Please see: Appendix C: Practice Observation (Children's Services) in Local resources.

7. Themed Audit Days

Rationale

In order to promote consistent decision making, consistent expectations of good and outstanding practice and support reflective practice, the service will hold half day themed audit days. These days will use performance data, audited cases, feedback from professionals/ staff/ families and any other relevant information to explore as a service how we are performing in certain areas.
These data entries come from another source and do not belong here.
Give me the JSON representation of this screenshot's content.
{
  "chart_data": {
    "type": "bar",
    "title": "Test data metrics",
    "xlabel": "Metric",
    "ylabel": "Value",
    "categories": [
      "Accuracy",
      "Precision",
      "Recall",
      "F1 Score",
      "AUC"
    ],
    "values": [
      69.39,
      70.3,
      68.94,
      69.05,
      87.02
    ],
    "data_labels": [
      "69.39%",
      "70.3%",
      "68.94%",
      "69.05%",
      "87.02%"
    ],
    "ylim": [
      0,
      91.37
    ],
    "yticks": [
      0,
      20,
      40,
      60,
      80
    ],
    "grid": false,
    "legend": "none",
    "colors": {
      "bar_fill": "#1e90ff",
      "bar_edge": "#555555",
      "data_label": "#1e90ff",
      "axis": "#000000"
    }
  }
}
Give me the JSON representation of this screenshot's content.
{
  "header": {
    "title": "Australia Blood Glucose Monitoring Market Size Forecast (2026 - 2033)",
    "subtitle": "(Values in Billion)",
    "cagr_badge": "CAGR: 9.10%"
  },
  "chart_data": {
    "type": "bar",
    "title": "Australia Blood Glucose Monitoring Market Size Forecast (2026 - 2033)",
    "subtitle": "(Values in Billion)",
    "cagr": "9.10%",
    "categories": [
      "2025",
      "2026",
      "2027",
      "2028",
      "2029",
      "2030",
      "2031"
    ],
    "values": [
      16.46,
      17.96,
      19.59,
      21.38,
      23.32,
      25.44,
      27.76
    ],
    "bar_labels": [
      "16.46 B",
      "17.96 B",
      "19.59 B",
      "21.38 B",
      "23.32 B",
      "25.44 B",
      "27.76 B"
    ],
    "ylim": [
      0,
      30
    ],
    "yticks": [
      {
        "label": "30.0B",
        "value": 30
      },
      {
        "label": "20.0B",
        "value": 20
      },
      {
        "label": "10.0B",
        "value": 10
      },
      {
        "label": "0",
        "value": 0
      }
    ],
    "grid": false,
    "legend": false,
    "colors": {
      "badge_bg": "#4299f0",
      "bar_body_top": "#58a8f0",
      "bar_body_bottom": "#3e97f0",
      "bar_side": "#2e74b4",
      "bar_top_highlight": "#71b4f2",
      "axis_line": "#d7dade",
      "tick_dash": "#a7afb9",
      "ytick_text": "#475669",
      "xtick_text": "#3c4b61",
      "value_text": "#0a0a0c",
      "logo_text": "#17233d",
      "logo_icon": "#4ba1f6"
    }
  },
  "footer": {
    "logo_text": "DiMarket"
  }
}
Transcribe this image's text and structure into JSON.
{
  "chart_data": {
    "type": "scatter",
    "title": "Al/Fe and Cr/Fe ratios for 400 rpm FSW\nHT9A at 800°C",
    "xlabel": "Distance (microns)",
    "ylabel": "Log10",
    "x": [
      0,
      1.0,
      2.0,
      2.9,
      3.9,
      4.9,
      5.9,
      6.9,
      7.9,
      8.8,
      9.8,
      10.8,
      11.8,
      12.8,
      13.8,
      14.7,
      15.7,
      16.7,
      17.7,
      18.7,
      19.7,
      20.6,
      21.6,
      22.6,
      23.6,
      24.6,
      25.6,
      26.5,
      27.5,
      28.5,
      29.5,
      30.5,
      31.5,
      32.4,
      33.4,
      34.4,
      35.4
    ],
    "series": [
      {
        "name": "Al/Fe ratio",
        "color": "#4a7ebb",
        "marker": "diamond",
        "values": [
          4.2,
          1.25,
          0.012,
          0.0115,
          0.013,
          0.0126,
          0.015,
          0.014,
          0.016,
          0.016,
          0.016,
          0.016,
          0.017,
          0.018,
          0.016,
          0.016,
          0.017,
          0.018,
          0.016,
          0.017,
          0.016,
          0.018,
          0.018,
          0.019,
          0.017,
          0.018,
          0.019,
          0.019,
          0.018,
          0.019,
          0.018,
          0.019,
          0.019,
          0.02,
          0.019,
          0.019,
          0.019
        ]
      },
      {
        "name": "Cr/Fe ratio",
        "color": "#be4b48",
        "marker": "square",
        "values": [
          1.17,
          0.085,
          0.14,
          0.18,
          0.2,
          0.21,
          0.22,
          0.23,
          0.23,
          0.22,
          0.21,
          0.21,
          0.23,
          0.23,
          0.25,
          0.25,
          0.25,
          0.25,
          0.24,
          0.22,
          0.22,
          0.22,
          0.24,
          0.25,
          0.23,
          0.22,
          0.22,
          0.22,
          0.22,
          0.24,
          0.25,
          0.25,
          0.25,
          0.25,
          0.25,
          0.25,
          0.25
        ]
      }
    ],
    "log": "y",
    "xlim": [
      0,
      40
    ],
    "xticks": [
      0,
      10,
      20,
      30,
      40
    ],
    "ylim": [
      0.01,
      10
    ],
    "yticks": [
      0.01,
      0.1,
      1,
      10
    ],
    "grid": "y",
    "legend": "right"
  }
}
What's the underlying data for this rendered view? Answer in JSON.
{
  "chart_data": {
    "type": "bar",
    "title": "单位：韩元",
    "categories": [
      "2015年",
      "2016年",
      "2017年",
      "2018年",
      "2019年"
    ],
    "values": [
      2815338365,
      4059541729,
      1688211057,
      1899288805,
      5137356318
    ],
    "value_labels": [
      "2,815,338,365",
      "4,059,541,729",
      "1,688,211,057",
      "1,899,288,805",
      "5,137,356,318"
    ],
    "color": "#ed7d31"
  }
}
These days will provide oversight, analysis and challenge of practice while jointly identifying any areas for learning and development.

Roles and Responsibilities

Director and Chief Officer

  • The Director and Chief Officer will support the day by leading relevant discussions and promoting involvement, challenge and the development of common standards of excellence in practice;
  • The Director and Chief Officer will support with the identification of relevant themes taken from local performance data, national trends, serious incident, and serious successes.

Managers (Heads of Service)

  • Managers will support with the identification of relevant themes taken from local performance data, national trends, serious incident, and serious successes.

Safeguarding and Quality Assurance Team

  • The S&QA team will lead the day, planning and where appropriate, completing the themed audits, ensuring relevant performance data and other relevant information is available and ensuring the day promotes positive learning;
  • The S&QA team will lead any live auditing during the meetings and ensure this is done in a safe and supportive manner;
  • The S&QA team will ensure that the outcome of each themed audit day leads to a targeted action plan to address areas for improvement and will support the task and finish group to achieve the actions set.

Leadership Groups

  • DMT and SLT will ensure that any actions and plans as a result of the themed audit days are embedded within practice.